At last the farmer, with many apologies, led them kindly to the best room in the house, the parlor, where they spread their blankets on the carpeted floor and were soon sound asleep.

In the morning the breakfast was enough to craze a Confederate soldier. Buttermilk-biscuit, fresh butter, eggs, milk, fried bacon, coffee! After the breakfast, business.

The farmer proposed to feed and lodge the soldiers, and pay them eleven dollars monthly, for such manual labor as they could perform on his farm. The soldiers, having in remembrance the supper and breakfast, accepted the terms. The new "hands" were now led to the garden, where the farmer had half an acre plowed up, and each was furnished with an old, dull hoe, with crooked, knotty handles. The farmer then, with blushes and stammering, explained that he desired to have each particular clod chopped up fine with the hoe. The soldiers—town men—thought this an almost superhuman task and a great waste of time, but, so that the work procured food, they cared not what the work might be, and at it they went with a will. All that morning, until the dinner hour, those two hoes rose and fell as regularly as the pendulum of a clock swings from side to side, and almost as fast.

The negro men and women in the neighborhood, now in the full enjoyment of newly-conferred liberty, and consequently having no thought of doing any work, congregated about the garden, leaned on the fence, gazed sleepily at the toiling soldiers, chuckled now and then, and occasionally explained their presence by remarking to each other, "Come here to see dem dar white folks wuckin."

There were onions growing in that garden, which the soldiers were glad to pull up and eat. It was angel's food to men who had fed for months on salt bacon and corn bread without one mouthful of any green thing. When dinner time came the "hands" were, to say the least, very decidedly hungry.

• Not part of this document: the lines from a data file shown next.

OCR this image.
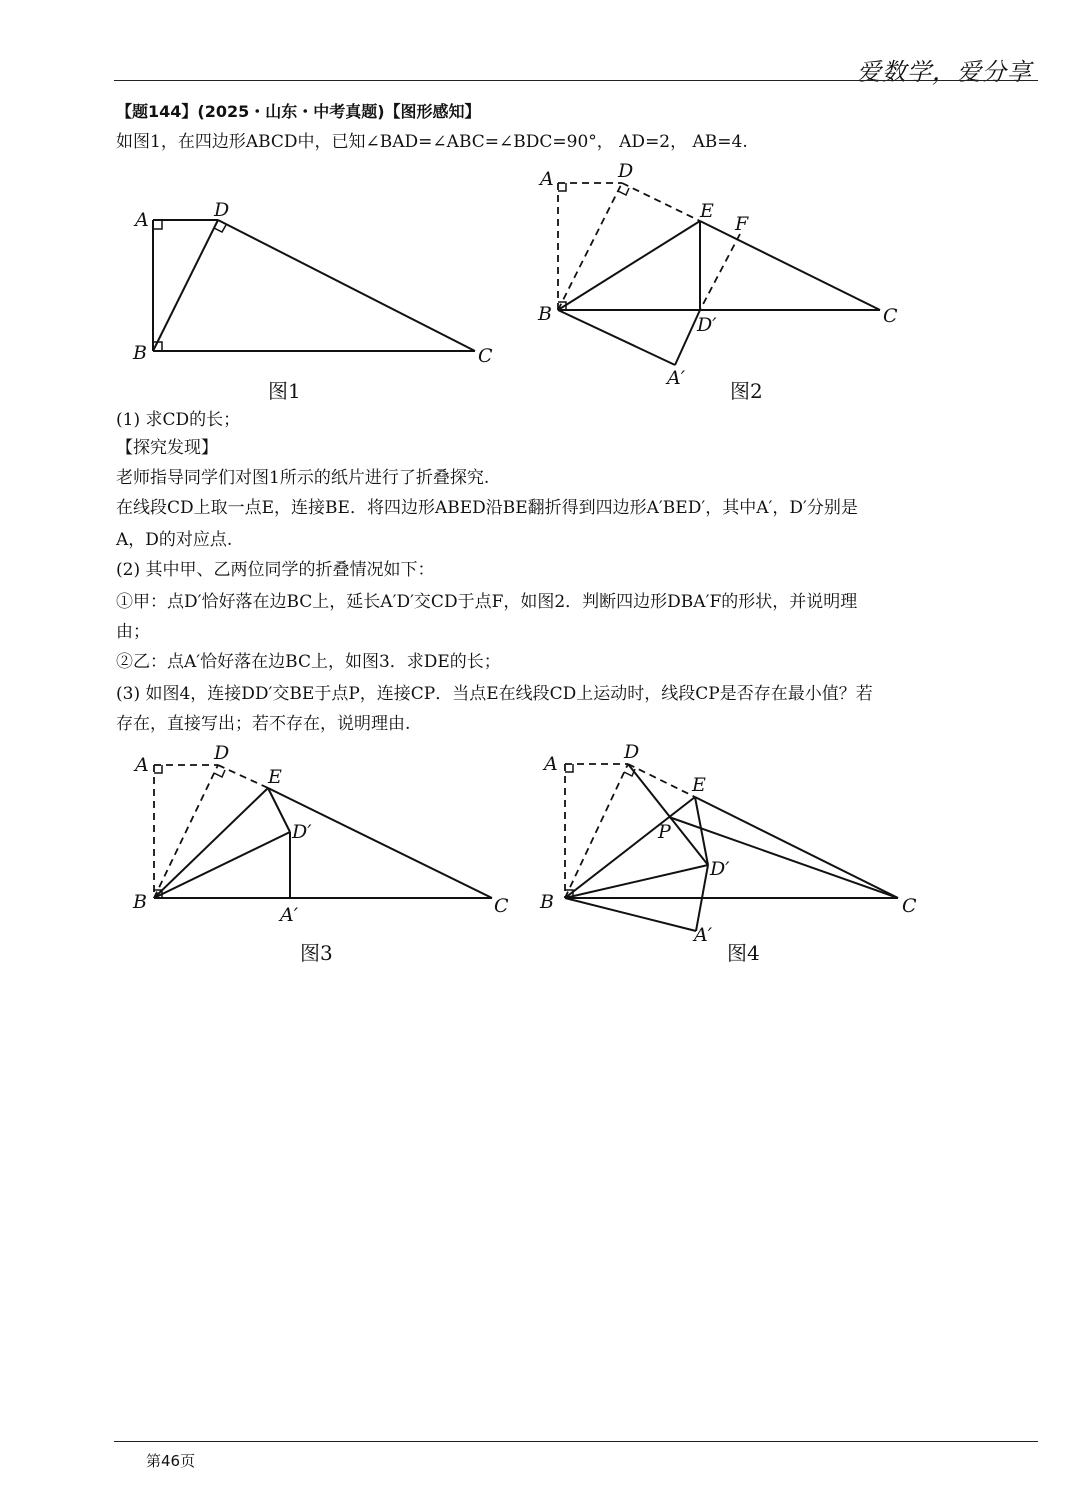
爱数学，爱分享
【题144】(2025・山东・中考真题)【图形感知】
如图1，在四边形ABCD中，已知∠BAD=∠ABC=∠BDC=90°， AD=2， AB=4.
A	D
B	C
图1
A	D
E
F
B	D′	C
A′
图2
(1) 求CD的长；
【探究发现】
老师指导同学们对图1所示的纸片进行了折叠探究.
在线段CD上取一点E，连接BE．将四边形ABED沿BE翻折得到四边形A′BED′，其中A′，D′分别是
A，D的对应点.
(2) 其中甲、乙两位同学的折叠情况如下：
①甲：点D′恰好落在边BC上，延长A′D′交CD于点F，如图2．判断四边形DBA′F的形状，并说明理
由；
②乙：点A′恰好落在边BC上，如图3．求DE的长；
(3) 如图4，连接DD′交BE于点P，连接CP．当点E在线段CD上运动时，线段CP是否存在最小值？若
存在，直接写出；若不存在，说明理由.
A
D
E
D′
B
A′	C
图3
A
D
E
P
D′
B
A′
C
图4
第46页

SEE DEM WHITE FOLKS WUCKIN

Buttermilk-biscuit figured prominently again, and the soldiers found great difficulty in exercising any deliberation in the eating of them. It really seemed to them that, were it reasonable behavior, they could devour every morsel provided for the entire family. But when they had devoured about two thirds of all there was to eat, and the host said, "Have another biscuit?" they replied, "No, thank you, plenty—greatest plenty!" all the while as hungry as when they sat down. It was only a question of who was to be hungry—the soldiers or the children. There was not enough for all. After dinner the survivors went again to the garden and chopped those clods of earth until the merry voice of the farmer called them to supper.

At supper there was a profusion of flowers which, the kind lady of the house explained, were there to cheer the soldiers. She had noticed they were sad, and hoped that this little attention would cheer them. But the thing the soldiers most needed to enliven them was more to eat. They were not feeling romantic at all.

After the supper the whole family adjourned to the parlor and were entertained with some good old-fashioned piano playing and homespun duets and solos. The veterans added their mite to the entertainment in the shape of a tolerably fair tenor and an intolerable bass. Singing in the open air, with a male chorus, is not the best preparation for a parlor mixed quartette.